Friday, April 3, 2015

Iran Nuclear Deal

Yesterday's interim nuclear agreement between Iran and the six powers is a hopeful step and to be applauded. By it, Iran will dismantle part of its nuclear program, scale back the rest to a level that cannot be used to make fissile uranium, and submit to rigorous inspections. In return, crippling international sanctions will be relaxed contingent on Iranian compliance with the agreement.

The five Permanent Members of the United Nations Security Council (US, Britain, France, Russia, China) plus Germany had set a deadline for agreement by June, but had established March 31 as a date to determine whether enough progress was being made to continue the talks. They were close enough to continue through April 1, when the overall framework was agreed upon.  

British foreign secretary Philip Hammond said “This is well beyond what many of us thought possible even 18 months ago.” He continued,“There is a very rigorous transparency and inspection regime with access for international inspectors on a daily basis, high-tech surveillance of all the facilities, TV cameras, electronic seals on equipment, so we know remotely if any equipment has been moved,” he said.

Here are the pertinent details as reported by the The Guardian:
  • Iran’s infrastructure for uranium enrichment will be reduced by more than two thirds, from 19,000 installed centrifuges, to 6,104, of which only 5,060 will be used for uranium enrichment, for a period of 10 years.
  • Iran’s stockpile of low-enriched uranium will be reduced by 98% to 300kg for a period of 15 years.
  • Iran’s heavy water reactor will be redesigned so it produces only tiny amounts of plutonium.
  • Iran’s underground enrichment plant at Fordow will be turned into a research centre for medical and scientific work.
  • Iran will be open to enhanced inspections by the International Atomic Energy Agency for 20 years.
This is a reasonable agreement in terms of making sure Iran does not develop a nuclear bomb without going to war. Critics such as Israeli Prime Minister Netanyahu and congressional Republicans are not happy. They seem to feel no deal will be enforceable and that Iran will find a way to cheat  The agreement is stringent and should minimize the possibility. Yet if it happens, we will be back to where we are anyway: President Obama has stated he is on the same page as the war hawks in that case. He has said Iran will not be allowed to develop nuclear weapons and that if it appears close to that goal the U.S. will use "any means necessary," an obvious reference to military attack, to prevent it. So Netanyahu, Sens. Tom Cotton, John McCain and Lindsey Graham would scrap negotiations and leave only the certainty of war with Iran. That's not a desirable eventuality, as one would think they might have learned something from the expected easy triumphs in Iraq and Afghanistan.
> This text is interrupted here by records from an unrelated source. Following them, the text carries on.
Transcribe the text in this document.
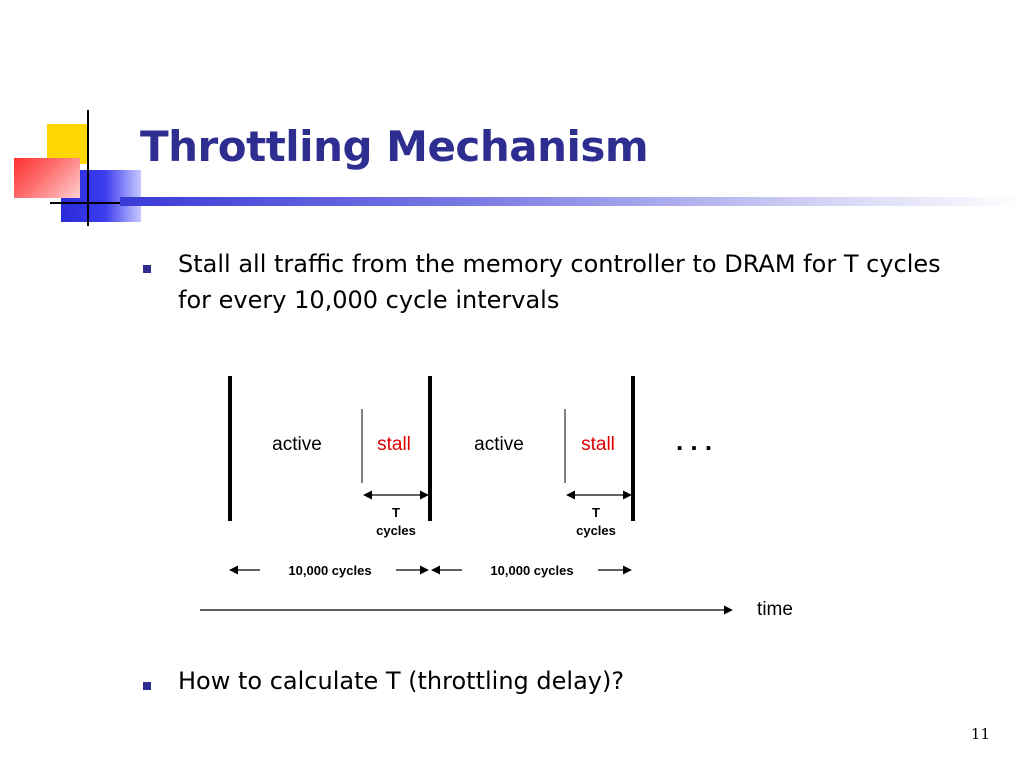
Throttling Mechanism
Stall all traffic from the memory controller to DRAM for T cycles for every 10,000 cycle intervals
active	stall	active	stall . . .
T
cycles
T
cycles
10,000 cycles	10,000 cycles
time
How to calculate T (throttling delay)?
11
Obama and the other five powers are right to pursue the path of peace. Iran is submitting to the reversal of all aspects of its program that could lead to a bomb, and to intrusive inspections to keep it that way. Bringing Iran back into normal international relations could have a stabilizing effect on the entire Middle East, and if the effort fails we can always resort to he military option anyway. A few details of logistics still have to be worked out by June. The war hawks have nothing to offer, and it is high time to move and get on with this.